Le gamut : une mesure de l'étendue des couleurs
L'un des critères majeurs de différenciation entre les espaces colorimétriques est leur gamut, c'est-à-dire la gamme de couleurs qu'ils sont capables de représenter. Le sRVB, souvent qualifié de "petit", contient environ 35% de l'espace colorimétrique de référence L*a*b*, soit environ 2,5 millions de couleurs sur les 8 millions perceptibles par l'œil humain. Il est donc potentiellement capable de reproduire les couleurs les moins saturées, qui sont les plus courantes.
L'Adobe RVB est plus étendu, notamment vers les bleus, les cyans et les verts saturés, représentant environ 51% de l'espace L*a*b*. Le Display P3 se situe autour de 45% du CIExyz et offre davantage de couleurs saturées dans les tons chauds. Seul le ProPhoto RVB (ou son équivalent Melissa RGB) offre une étendue réellement supérieure dans toutes les couleurs, dépassant même légèrement l'espace CIExyz.

Quand le "petit" suffit largement : le choix pragmatique
Malgré les avantages théoriques des espaces colorimétriques plus larges, il est crucial de considérer l'usage final de vos images. Un photographe animalier, par exemple, qui ne capture pas de couleurs particulièrement saturées, n'aura que faire du ProPhoto RVB, qui peut alourdir le flux de travail. À l'inverse, les photographes affectionnant les couleurs vives, que ce soit à la prise de vue ou en post-traitement (comme en HDR), trouveront un intérêt à utiliser des espaces plus étendus.

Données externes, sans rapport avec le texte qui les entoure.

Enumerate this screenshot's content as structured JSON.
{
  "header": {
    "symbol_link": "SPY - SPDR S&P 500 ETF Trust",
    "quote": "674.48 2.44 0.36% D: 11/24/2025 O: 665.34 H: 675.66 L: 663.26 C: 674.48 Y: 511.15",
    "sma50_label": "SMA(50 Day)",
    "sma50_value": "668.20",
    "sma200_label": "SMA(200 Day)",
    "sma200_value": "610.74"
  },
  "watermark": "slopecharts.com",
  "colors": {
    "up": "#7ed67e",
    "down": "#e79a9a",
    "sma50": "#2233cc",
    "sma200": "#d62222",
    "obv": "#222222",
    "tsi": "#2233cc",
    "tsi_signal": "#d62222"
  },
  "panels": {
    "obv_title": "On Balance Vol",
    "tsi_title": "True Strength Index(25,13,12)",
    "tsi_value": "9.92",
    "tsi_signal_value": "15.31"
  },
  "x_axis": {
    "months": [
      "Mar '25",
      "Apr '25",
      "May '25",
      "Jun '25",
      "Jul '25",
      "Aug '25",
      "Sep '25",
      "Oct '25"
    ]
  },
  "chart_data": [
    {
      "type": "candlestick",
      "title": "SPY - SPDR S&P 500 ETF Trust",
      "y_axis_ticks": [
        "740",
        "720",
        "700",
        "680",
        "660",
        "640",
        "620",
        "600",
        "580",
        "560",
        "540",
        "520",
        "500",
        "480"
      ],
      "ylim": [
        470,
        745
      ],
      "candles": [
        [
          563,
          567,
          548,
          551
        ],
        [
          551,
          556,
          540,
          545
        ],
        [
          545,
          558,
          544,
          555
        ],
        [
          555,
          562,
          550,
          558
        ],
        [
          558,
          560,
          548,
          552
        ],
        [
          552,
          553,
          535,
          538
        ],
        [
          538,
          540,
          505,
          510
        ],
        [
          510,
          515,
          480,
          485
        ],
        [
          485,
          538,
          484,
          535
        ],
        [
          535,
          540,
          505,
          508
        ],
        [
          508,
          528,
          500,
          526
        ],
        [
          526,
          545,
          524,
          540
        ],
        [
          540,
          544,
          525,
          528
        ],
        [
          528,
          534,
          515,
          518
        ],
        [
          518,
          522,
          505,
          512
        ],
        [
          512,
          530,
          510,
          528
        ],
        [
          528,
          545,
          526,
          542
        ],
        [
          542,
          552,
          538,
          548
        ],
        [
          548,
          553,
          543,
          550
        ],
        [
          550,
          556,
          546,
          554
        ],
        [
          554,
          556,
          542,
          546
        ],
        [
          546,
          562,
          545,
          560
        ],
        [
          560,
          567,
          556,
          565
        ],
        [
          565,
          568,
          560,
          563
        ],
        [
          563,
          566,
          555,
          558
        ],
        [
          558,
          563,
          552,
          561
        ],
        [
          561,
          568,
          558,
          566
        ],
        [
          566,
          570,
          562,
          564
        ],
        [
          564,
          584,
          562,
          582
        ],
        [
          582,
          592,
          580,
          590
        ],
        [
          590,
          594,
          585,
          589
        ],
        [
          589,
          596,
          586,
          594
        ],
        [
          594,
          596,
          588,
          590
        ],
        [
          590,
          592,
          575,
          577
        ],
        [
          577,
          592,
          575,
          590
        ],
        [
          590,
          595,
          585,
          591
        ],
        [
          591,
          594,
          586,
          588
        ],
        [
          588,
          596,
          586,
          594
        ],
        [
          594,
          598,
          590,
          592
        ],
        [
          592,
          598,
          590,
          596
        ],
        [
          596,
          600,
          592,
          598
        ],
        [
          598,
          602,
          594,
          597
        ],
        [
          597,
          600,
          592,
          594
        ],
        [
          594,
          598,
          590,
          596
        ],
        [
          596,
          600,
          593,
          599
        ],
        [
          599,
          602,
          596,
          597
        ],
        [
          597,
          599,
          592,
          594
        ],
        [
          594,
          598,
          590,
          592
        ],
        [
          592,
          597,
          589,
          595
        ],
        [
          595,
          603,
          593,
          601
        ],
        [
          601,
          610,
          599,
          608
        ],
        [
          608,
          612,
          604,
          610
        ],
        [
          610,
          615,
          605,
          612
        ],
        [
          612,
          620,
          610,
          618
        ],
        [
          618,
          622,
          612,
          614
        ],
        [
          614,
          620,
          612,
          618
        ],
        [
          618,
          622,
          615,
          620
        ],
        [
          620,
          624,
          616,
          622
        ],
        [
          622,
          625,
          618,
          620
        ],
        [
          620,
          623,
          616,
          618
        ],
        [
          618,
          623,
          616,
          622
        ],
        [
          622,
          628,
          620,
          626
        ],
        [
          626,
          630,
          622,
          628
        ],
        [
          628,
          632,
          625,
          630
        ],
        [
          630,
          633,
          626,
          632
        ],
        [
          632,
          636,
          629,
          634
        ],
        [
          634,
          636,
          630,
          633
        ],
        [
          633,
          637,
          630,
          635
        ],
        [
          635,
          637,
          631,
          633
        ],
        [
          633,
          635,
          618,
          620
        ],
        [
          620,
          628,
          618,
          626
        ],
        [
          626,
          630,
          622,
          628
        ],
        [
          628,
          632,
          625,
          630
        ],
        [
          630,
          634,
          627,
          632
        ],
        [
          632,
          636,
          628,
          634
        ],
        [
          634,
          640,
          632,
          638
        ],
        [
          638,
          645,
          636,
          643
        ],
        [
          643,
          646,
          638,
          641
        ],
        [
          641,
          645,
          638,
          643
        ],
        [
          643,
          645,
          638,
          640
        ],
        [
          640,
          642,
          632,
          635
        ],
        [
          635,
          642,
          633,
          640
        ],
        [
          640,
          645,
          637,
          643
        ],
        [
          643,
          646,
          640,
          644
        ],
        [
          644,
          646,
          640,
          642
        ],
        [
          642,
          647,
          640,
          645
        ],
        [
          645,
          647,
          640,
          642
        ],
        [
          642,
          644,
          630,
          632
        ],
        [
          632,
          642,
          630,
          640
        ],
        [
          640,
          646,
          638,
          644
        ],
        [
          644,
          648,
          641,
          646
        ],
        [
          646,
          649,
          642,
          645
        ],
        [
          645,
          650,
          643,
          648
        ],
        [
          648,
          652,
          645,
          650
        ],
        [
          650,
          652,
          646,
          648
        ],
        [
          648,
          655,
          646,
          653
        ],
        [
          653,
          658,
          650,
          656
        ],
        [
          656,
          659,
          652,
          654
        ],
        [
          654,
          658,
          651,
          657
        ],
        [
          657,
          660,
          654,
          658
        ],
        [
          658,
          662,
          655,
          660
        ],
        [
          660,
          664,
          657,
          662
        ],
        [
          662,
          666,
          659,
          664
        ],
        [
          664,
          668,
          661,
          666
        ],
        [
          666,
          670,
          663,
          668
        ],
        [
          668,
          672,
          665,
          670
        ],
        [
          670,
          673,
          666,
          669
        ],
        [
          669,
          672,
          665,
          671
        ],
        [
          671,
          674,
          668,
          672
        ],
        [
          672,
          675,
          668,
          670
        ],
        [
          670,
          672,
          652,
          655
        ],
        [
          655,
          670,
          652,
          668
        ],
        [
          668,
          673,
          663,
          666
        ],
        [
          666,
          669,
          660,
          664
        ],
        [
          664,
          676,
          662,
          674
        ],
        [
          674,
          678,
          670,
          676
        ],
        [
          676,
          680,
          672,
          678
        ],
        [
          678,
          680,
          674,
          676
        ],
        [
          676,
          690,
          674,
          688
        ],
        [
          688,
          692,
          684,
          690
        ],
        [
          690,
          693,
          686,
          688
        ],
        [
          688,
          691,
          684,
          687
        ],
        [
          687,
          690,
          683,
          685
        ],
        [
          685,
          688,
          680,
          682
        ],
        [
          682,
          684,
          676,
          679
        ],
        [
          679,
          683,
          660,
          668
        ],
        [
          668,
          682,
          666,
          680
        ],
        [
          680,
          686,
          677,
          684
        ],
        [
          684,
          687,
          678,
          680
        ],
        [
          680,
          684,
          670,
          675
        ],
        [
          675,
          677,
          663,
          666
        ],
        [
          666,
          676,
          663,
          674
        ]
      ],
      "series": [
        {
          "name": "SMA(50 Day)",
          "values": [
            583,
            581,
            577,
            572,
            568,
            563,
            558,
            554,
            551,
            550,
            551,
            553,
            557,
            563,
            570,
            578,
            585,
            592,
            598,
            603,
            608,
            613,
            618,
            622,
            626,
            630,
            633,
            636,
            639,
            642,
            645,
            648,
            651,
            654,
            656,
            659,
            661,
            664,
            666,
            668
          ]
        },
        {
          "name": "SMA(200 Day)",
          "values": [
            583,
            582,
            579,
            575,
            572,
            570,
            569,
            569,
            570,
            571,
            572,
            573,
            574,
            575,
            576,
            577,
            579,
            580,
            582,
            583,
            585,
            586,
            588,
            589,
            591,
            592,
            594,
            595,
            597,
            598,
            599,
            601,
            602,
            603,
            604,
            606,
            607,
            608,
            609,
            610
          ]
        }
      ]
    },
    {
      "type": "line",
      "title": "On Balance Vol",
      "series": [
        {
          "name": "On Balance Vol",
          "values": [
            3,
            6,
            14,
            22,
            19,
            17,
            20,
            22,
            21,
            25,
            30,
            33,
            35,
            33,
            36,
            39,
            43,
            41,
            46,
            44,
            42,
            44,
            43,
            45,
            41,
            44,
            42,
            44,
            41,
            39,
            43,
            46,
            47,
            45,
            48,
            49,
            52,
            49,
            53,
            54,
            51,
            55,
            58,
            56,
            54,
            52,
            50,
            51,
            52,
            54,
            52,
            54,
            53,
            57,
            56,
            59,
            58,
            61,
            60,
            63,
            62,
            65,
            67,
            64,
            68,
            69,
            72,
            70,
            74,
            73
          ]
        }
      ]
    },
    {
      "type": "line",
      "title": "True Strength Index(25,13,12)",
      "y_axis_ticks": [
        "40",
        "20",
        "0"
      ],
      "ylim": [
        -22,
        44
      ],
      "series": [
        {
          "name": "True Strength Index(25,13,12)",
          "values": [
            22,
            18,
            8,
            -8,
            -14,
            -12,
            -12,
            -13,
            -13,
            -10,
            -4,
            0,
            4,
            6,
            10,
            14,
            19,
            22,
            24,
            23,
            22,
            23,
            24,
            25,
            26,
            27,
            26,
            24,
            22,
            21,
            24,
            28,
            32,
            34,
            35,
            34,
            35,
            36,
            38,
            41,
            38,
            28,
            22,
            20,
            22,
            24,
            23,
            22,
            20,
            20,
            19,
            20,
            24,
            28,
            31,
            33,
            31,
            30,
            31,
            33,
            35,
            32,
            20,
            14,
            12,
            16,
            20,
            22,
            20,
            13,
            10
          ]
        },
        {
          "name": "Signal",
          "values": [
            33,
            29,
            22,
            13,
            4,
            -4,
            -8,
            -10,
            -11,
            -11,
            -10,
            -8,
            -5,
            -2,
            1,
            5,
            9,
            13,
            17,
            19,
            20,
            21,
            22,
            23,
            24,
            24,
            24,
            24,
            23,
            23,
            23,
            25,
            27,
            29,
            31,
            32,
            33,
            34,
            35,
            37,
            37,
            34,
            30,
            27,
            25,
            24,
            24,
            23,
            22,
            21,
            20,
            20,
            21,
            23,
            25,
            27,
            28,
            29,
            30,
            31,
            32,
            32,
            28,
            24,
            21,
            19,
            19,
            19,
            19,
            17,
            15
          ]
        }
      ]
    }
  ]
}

Il est fondamental de ne pas confondre le potentiel d'un espace colorimétrique avec la réalité de ce que vous photographiez. Un appareil photo peut potentiellement capturer un très large gamut, mais si les scènes photographiées ne contiennent pas ces couleurs très saturées, le bénéfice d'un espace large sera limité.
L'Adobe RVB, bien que plus grand que le sRVB, n'est pas universellement supérieur. Il excelle dans certaines nuances de bleus et de cyans, mais est moins performant que le Display P3 dans les oranges et les couleurs chaudes. Les rouges, quant à eux, sont similaires entre sRVB et Adobe RVB. Il est donc possible de développer une photo en ProPhoto, mais si les couleurs résultantes ne peuvent être ni affichées sur votre écran, ni imprimées, l'intérêt de cet espace large devient discutable.
Les subtilités de la gestion des couleurs
La gestion des couleurs est un domaine complexe où de nombreux facteurs entrent en jeu, allant de l'appareil photo à l'écran, en passant par le logiciel de retouche et l'imprimante. L'illuminant, c'est-à-dire la température de couleur du point blanc, peut avoir des conséquences, particulièrement dans une chaîne graphique entièrement calibrée. Travailler avec un illuminant D50, par exemple, peut aider à faire correspondre les blancs sur l'écran et ceux du papier lors de l'impression.
Le gamma de chaque espace colorimétrique, qui varie généralement de 1,8 à 2,2 (ou L*), influence le rendu des ombres. Un gamma plus petit rendra les zones sombres plus claires, avec une différence notable mais subtile.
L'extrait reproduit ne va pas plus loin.